Güneşimiz gibi bir yıldız öldüğünde, sonunda beyaz bir cüce olur. Ama şimdi ortaya çıkıyor, nötron yıldızları daha önce inandığı astronomlardan çok daha büyük olabilir - ve kara delik yapmak çok daha zor olabilir.
Porto Riko'daki Arecibo Gözlemevi ile çalışan gökbilimciler, bir nötron yıldızının karadeliğe dönüşmesi için ihtiyaç duyduğunuz kütle sınırını artırdı.
Arecibo'dan bir gökbilimci Paulo Freire son araştırmasını Amerikan Astronomi Derneği'nin Kış toplantısında sundu, “bir nötron yıldızının merkezindeki konu son derece sıkıştırılamaz. Nötron yıldızlarının kütlesi hakkındaki yeni ölçümlerimiz, nükleer fizikçilerin süper yoğun maddenin özelliklerini anlamalarına yardımcı olacaktır. Ayrıca bir kara delik oluşturmak için daha önce düşünülenden daha fazla kütleye ihtiyaç olduğu anlamına gelir. Böylece, evrenimizde karadelikler daha nadir olabilir ve nötron yıldızları biraz daha bol olabilir.
Bu dev yıldızların yakıtı bittiğinde, çökerler ve sonra süpernova olarak patlarlar. Yıldızın çekirdeği anında bir nötron yıldızına sıkıştırılır; yaklaşık 10 ila 16 km çapında bir yarıçapa ve santimetre küp başına milyarlarca ton yoğunluğa sahip aşırı bir nesne. Bir nötron yıldızı tek bir dev atom çekirdeği gibi davranır.
Gökbilimciler, nötron yıldızlarının çökmek için Güneş kütlesinin 1.6 ila 2.5 katına ihtiyacı olduğunu düşünürlerdi - daha büyük ve bir nötron yıldızı elde edersiniz. Ancak Arecibo'nun yeni kanıtları bu sınırı Güneş kütlesinin 2.7 katına kadar zorluyor.
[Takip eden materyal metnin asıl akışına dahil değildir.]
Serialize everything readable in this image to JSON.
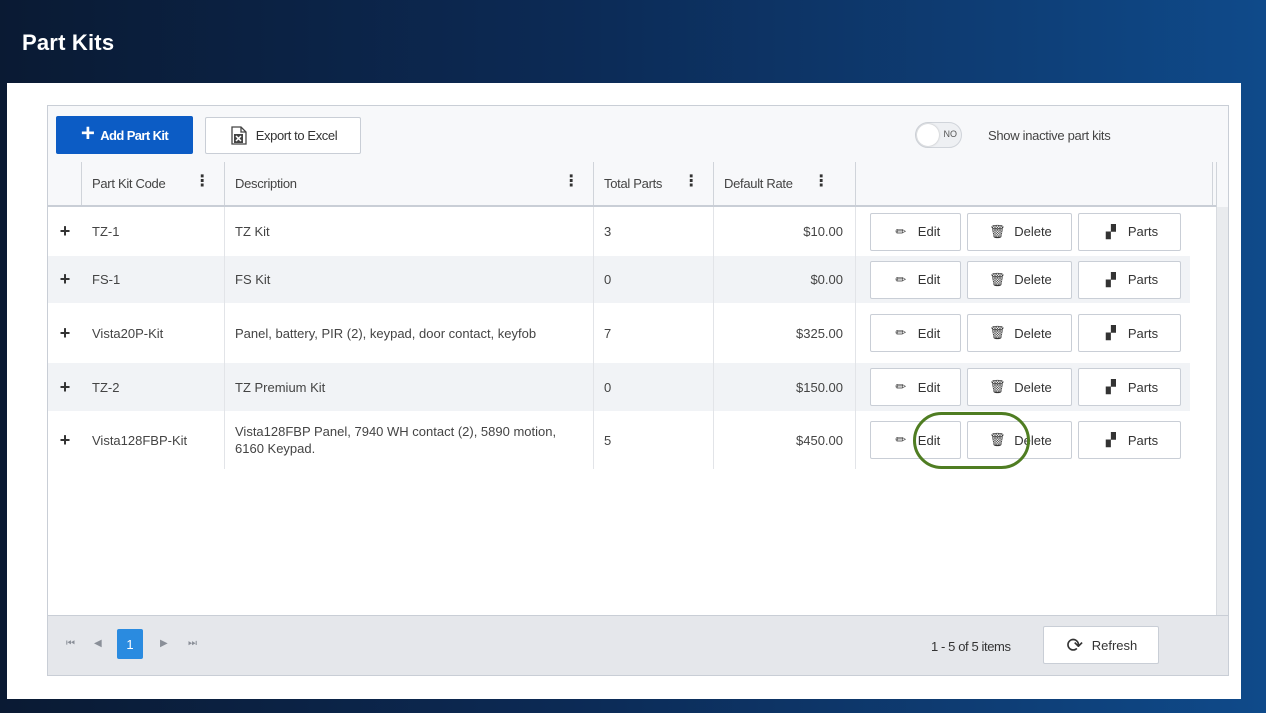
{
  "page": {
    "title": "Part Kits"
  },
  "toolbar": {
    "add_label": "Add Part Kit",
    "export_label": "Export to Excel",
    "toggle_state": "NO",
    "toggle_label": "Show inactive part kits"
  },
  "columns": {
    "code": "Part Kit Code",
    "description": "Description",
    "total": "Total Parts",
    "rate": "Default Rate"
  },
  "actions": {
    "edit": "Edit",
    "delete": "Delete",
    "parts": "Parts"
  },
  "rows": [
    {
      "code": "TZ-1",
      "description": "TZ Kit",
      "total": "3",
      "rate": "$10.00"
    },
    {
      "code": "FS-1",
      "description": "FS Kit",
      "total": "0",
      "rate": "$0.00"
    },
    {
      "code": "Vista20P-Kit",
      "description": "Panel, battery, PIR (2), keypad, door contact, keyfob",
      "total": "7",
      "rate": "$325.00"
    },
    {
      "code": "TZ-2",
      "description": "TZ Premium Kit",
      "total": "0",
      "rate": "$150.00"
    },
    {
      "code": "Vista128FBP-Kit",
      "description": "Vista128FBP Panel, 7940 WH contact (2), 5890 motion, 6160 Keypad.",
      "total": "5",
      "rate": "$450.00"
    }
  ],
  "pager": {
    "current_page": "1",
    "info": "1 - 5 of 5 items",
    "refresh_label": "Refresh"
  },
  "colors": {
    "primary": "#0c5cc5",
    "page_active": "#2a8be0",
    "highlight": "#4f7d22"
  }
}
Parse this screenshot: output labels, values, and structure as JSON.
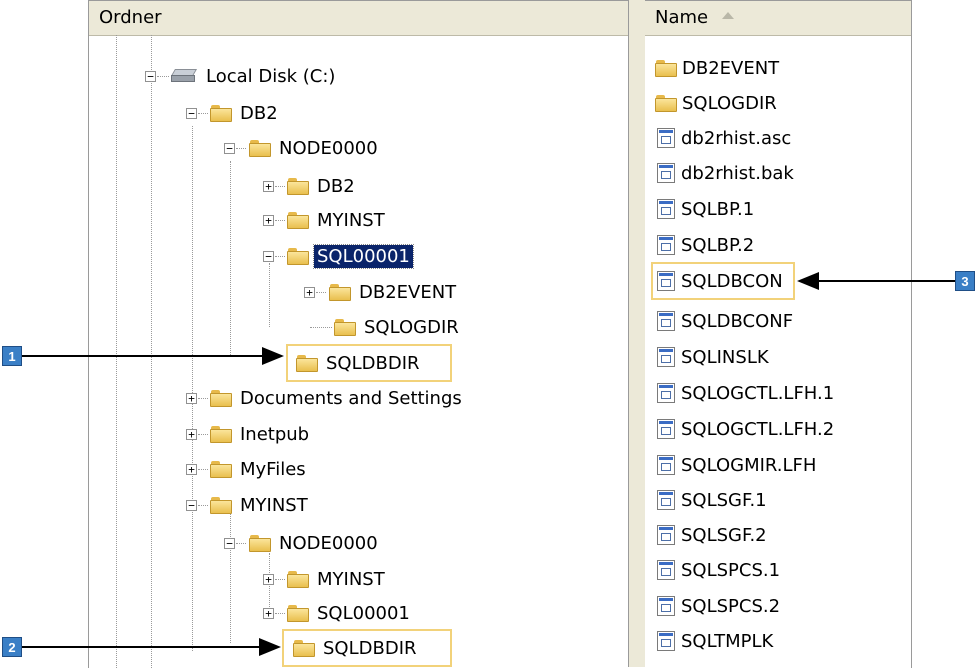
{
  "folder_pane": {
    "header": "Ordner",
    "tree": [
      {
        "label": "Local Disk (C:)",
        "icon": "drive-icon",
        "expander": "−"
      },
      {
        "label": "DB2",
        "icon": "folder-icon",
        "expander": "−"
      },
      {
        "label": "NODE0000",
        "icon": "folder-icon",
        "expander": "−"
      },
      {
        "label": "DB2",
        "icon": "folder-icon",
        "expander": "+"
      },
      {
        "label": "MYINST",
        "icon": "folder-icon",
        "expander": "+"
      },
      {
        "label": "SQL00001",
        "icon": "folder-icon",
        "expander": "−",
        "selected": true
      },
      {
        "label": "DB2EVENT",
        "icon": "folder-icon",
        "expander": "+"
      },
      {
        "label": "SQLOGDIR",
        "icon": "folder-icon",
        "expander": ""
      },
      {
        "label": "SQLDBDIR",
        "icon": "folder-icon",
        "expander": "",
        "highlighted": true
      },
      {
        "label": "Documents and Settings",
        "icon": "folder-icon",
        "expander": "+"
      },
      {
        "label": "Inetpub",
        "icon": "folder-icon",
        "expander": "+"
      },
      {
        "label": "MyFiles",
        "icon": "folder-icon",
        "expander": "+"
      },
      {
        "label": "MYINST",
        "icon": "folder-icon",
        "expander": "−"
      },
      {
        "label": "NODE0000",
        "icon": "folder-icon",
        "expander": "−"
      },
      {
        "label": "MYINST",
        "icon": "folder-icon",
        "expander": "+"
      },
      {
        "label": "SQL00001",
        "icon": "folder-icon",
        "expander": "+"
      },
      {
        "label": "SQLDBDIR",
        "icon": "folder-icon",
        "expander": "",
        "highlighted": true
      }
    ]
  },
  "file_pane": {
    "header": "Name",
    "files": [
      {
        "name": "DB2EVENT",
        "icon": "folder-icon"
      },
      {
        "name": "SQLOGDIR",
        "icon": "folder-icon"
      },
      {
        "name": "db2rhist.asc",
        "icon": "file-icon"
      },
      {
        "name": "db2rhist.bak",
        "icon": "file-icon"
      },
      {
        "name": "SQLBP.1",
        "icon": "file-icon"
      },
      {
        "name": "SQLBP.2",
        "icon": "file-icon"
      },
      {
        "name": "SQLDBCON",
        "icon": "file-icon",
        "highlighted": true
      },
      {
        "name": "SQLDBCONF",
        "icon": "file-icon"
      },
      {
        "name": "SQLINSLK",
        "icon": "file-icon"
      },
      {
        "name": "SQLOGCTL.LFH.1",
        "icon": "file-icon"
      },
      {
        "name": "SQLOGCTL.LFH.2",
        "icon": "file-icon"
      },
      {
        "name": "SQLOGMIR.LFH",
        "icon": "file-icon"
      },
      {
        "name": "SQLSGF.1",
        "icon": "file-icon"
      },
      {
        "name": "SQLSGF.2",
        "icon": "file-icon"
      },
      {
        "name": "SQLSPCS.1",
        "icon": "file-icon"
      },
      {
        "name": "SQLSPCS.2",
        "icon": "file-icon"
      },
      {
        "name": "SQLTMPLK",
        "icon": "file-icon"
      }
    ]
  },
  "callouts": {
    "one": "1",
    "two": "2",
    "three": "3"
  },
  "colors": {
    "highlight_box": "#f2d27a",
    "callout_fill": "#3a7fc6",
    "selection": "#0a246a"
  }
}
Bu hafif bir miktar gibi görünse de, aslında Evrendeki nötron yıldızlarının kara deliklere oranı üzerinde önemli bir etkisi olabilir.
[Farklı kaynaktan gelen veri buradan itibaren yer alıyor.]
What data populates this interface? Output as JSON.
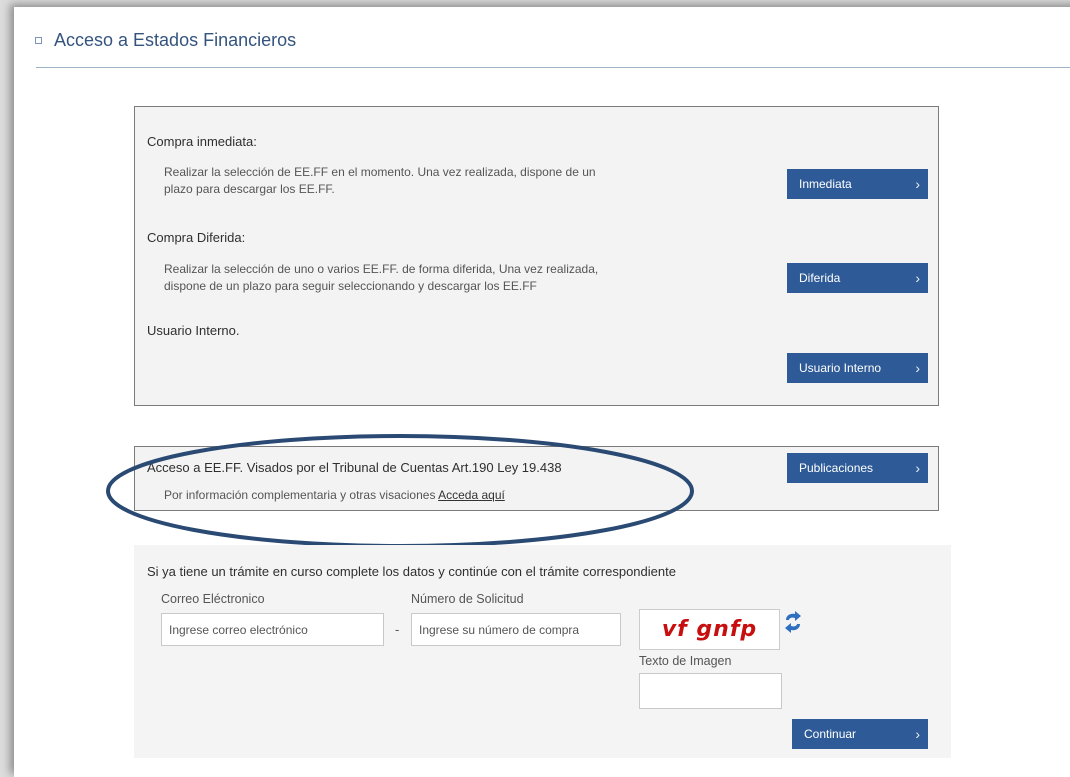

Aslında, bilim adamları yoğun nötron yıldızlarının gerçekten ne kadar olabileceğini tam olarak anlamıyorlar ve aslında kara delik haline gelebilecekleri zaman, “nötron yıldızlarının merkezindeki konu Evren'in en yoğunudur. Atom çekirdeğindeki maddeden bir ila iki kat daha büyüktür. Ne kadar yoğun olduğunu bilmiyoruz, ”dedi Freire. “Bu nedenle şu anda nötron yıldızlarının ne kadar büyük veya ne kadar büyük olabileceği hakkında hiçbir fikrimiz yok.”